Il avait toujours la petite main blanche sur la manche de son habit ; et, de plus, le gant de sa main droite était taché de rouge au bout du pouce; sans doute il avait trempé ce doigt dans le pot de fard d'une de ces dames. Il souriait, il s'éventait, il balbutiait:
- Elle est adorable, ravissante, stupéfiante.
- Qui donc? demanda Saccard.
- La marquise. Imaginez-vous qu'elle vient de me dire...
Et il raconta le mot. On le trouva tout à fait réussi. Ces messieurs se le répétèrent. Le digne M. Haffner, qui s'était approché, ne put lui-même s'empêcher d'applaudir. Cependant, un piano, que peu de personnes avaient vu, se mit à jouer une valse. Il se fit alors un grand silence. La valse avait des enrouements capricieux, interminables ; et toujours une phrase très douce montait le clavier, se perdait dans un trille de rossignol; puis des voix sourdes reprenaient, plus lentement. C'était très voluptueux. Les dames, la tête un peu inclinée, souriaient. Le piano avait, au contraire, fait tomber brusquement la gaieté de M. Hupel de la Noue.
Il regardait les rideaux de velours rouge d'un air anxieux, il se disait qu'il aurait dû placer lui-même Mme d'Espanet comme il avait placé les autres. Les rideaux s'ouvrirent doucement, le piano reprit en sourdine la valse sensuelle. Un murmure courut dans le salon.

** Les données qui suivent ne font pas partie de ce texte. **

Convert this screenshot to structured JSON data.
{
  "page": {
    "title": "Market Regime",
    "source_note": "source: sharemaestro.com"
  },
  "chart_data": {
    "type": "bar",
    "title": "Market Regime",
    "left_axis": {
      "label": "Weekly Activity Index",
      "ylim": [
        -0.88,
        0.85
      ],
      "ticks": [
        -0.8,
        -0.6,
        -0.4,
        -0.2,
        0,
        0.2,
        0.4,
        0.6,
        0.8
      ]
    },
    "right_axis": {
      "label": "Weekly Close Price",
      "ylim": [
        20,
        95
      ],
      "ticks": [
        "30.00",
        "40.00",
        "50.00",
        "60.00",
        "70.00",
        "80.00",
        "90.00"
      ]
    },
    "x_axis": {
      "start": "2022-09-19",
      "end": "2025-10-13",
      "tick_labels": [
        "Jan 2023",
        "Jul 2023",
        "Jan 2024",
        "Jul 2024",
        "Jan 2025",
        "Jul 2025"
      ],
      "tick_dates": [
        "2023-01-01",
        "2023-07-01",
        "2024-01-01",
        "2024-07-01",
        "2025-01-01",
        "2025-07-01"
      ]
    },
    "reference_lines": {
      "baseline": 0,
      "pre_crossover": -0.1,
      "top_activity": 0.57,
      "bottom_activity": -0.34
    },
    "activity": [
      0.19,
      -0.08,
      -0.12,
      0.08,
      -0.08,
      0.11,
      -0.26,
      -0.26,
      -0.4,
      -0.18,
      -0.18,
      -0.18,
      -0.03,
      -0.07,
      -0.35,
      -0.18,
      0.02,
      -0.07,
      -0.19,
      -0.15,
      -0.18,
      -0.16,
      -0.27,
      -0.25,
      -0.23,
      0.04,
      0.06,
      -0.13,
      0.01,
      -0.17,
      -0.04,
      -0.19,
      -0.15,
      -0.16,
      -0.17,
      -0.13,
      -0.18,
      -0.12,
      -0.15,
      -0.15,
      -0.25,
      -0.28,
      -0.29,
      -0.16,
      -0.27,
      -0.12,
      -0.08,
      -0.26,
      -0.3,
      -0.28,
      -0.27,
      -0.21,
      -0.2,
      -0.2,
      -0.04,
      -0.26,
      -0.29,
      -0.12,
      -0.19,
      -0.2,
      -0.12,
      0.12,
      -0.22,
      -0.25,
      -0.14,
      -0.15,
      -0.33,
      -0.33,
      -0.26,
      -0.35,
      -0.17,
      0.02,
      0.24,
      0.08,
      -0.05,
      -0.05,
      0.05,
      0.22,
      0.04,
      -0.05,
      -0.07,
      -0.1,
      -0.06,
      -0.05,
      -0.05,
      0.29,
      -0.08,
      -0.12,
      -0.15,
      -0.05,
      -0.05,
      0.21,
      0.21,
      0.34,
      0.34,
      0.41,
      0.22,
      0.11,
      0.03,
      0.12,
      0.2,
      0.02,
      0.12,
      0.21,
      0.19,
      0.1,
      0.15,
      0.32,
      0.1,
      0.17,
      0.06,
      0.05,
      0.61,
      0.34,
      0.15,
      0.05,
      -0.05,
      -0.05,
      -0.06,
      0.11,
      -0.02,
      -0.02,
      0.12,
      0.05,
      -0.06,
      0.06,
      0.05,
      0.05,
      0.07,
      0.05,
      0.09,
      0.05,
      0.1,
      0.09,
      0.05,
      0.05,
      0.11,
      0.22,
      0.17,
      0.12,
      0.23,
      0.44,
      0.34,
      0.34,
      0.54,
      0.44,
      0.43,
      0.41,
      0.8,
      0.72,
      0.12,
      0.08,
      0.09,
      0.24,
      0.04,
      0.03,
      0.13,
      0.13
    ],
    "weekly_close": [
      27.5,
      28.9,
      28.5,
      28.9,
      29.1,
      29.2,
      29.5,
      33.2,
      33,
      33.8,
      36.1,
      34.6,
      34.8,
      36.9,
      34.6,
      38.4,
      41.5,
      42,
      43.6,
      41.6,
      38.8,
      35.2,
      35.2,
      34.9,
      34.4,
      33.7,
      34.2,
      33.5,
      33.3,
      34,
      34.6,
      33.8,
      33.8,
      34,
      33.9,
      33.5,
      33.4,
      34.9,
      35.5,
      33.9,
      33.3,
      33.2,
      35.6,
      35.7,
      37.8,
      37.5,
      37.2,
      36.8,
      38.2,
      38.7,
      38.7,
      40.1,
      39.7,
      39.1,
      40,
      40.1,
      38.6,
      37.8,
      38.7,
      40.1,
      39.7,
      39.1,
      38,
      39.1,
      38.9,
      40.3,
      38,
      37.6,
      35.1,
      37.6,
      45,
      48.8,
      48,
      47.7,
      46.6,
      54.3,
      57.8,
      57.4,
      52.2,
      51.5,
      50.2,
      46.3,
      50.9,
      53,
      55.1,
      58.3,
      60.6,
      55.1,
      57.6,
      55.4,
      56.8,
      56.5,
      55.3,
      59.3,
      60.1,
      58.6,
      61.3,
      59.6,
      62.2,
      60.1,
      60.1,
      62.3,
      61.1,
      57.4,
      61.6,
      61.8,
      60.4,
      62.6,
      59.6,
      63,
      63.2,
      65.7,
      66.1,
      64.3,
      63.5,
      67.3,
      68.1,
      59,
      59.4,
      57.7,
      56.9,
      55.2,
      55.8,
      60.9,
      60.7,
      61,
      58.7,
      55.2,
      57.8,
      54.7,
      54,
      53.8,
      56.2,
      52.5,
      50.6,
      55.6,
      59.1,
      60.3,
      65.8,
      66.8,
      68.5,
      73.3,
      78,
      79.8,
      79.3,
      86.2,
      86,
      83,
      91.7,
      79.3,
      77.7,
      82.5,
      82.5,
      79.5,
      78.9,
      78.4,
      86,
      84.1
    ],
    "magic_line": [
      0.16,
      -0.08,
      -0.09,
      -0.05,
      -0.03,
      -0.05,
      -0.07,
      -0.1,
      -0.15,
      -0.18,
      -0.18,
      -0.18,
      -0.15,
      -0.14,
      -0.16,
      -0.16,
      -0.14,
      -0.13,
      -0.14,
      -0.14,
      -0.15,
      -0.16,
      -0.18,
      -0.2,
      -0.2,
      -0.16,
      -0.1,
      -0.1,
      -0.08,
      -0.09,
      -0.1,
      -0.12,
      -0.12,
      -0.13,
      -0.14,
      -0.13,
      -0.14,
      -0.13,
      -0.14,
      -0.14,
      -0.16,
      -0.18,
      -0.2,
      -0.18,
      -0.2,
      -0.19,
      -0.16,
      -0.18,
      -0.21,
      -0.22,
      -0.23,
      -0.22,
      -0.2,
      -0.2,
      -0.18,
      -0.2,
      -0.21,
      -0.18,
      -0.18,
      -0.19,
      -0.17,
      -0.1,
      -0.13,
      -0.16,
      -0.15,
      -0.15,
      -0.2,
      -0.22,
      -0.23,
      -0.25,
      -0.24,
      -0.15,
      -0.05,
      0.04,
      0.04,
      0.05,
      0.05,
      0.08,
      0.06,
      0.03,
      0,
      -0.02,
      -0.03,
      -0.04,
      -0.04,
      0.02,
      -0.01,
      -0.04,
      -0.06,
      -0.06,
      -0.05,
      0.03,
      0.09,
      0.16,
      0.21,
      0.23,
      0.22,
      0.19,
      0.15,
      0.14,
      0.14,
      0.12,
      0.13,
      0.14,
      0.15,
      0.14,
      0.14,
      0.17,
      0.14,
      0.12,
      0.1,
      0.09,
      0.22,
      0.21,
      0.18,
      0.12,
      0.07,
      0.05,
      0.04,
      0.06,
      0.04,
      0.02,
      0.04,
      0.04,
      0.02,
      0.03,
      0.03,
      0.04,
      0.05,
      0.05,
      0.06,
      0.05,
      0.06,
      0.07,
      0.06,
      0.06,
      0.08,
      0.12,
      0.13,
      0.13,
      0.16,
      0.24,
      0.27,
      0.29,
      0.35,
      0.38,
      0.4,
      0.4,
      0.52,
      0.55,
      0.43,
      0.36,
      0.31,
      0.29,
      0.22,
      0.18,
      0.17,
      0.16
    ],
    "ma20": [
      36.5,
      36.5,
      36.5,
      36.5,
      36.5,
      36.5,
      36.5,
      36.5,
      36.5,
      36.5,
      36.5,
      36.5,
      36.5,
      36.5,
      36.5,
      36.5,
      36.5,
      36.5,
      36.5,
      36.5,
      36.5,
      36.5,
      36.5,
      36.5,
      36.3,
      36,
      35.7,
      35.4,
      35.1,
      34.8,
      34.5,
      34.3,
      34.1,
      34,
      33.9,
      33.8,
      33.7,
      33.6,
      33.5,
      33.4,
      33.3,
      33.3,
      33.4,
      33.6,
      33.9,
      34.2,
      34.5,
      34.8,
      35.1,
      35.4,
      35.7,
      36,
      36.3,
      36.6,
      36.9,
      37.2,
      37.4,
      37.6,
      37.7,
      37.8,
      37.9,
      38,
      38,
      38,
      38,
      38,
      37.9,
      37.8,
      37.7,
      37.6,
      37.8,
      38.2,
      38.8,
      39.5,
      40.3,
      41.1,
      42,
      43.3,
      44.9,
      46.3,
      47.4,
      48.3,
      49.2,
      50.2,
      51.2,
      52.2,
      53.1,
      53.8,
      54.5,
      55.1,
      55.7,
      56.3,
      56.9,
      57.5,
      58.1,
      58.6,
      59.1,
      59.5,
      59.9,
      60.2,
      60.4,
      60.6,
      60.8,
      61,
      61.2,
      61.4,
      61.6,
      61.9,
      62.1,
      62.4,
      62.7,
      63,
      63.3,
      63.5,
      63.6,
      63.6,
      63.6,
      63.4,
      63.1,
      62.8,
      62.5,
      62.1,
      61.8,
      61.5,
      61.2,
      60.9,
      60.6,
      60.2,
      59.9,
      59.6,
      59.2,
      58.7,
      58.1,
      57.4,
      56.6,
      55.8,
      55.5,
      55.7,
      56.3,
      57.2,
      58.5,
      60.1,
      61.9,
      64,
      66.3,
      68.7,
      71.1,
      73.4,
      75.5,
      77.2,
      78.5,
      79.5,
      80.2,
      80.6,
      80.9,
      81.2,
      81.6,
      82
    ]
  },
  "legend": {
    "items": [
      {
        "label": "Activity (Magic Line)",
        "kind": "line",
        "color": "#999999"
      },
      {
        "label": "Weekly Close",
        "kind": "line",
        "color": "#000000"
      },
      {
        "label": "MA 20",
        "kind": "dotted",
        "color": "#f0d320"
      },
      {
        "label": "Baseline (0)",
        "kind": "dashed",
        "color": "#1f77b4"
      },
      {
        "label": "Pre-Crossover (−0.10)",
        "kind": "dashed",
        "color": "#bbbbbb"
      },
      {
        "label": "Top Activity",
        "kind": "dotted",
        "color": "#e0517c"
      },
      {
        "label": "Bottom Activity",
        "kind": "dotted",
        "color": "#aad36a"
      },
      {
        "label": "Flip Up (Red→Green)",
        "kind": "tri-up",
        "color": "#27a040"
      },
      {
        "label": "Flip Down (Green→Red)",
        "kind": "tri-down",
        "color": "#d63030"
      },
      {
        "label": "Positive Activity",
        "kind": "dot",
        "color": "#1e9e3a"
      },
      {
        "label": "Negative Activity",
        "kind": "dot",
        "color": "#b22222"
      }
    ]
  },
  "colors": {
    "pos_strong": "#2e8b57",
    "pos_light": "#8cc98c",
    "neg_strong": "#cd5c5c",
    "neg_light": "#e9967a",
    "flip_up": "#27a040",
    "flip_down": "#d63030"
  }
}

Les dames se penchaient, les hommes allongeaient la tête, tandis que l'admiration se traduisait çà et là par une parole dite trop haut, un soupir inconscient, un rire étouffé. Cela dura cinq grandes minutes, sous le flamboiement des trois lustres.
M. Hupel de la Noue, rassuré, souriait béatement à son poème. Il ne put résister à la tentation de répéter aux personnes qui l'entouraient ce qu'il disait depuis un mois.
- J'avais songé à faire ça en vers... Mais, n'est-ce pas? c'est plus noble de lignes.
Puis, pendant que la valse allait et venait dans un bercement sans fin, il donna des explications. Les Mignon et Charrier s'étaient approchés et l'écoutaient attentivement.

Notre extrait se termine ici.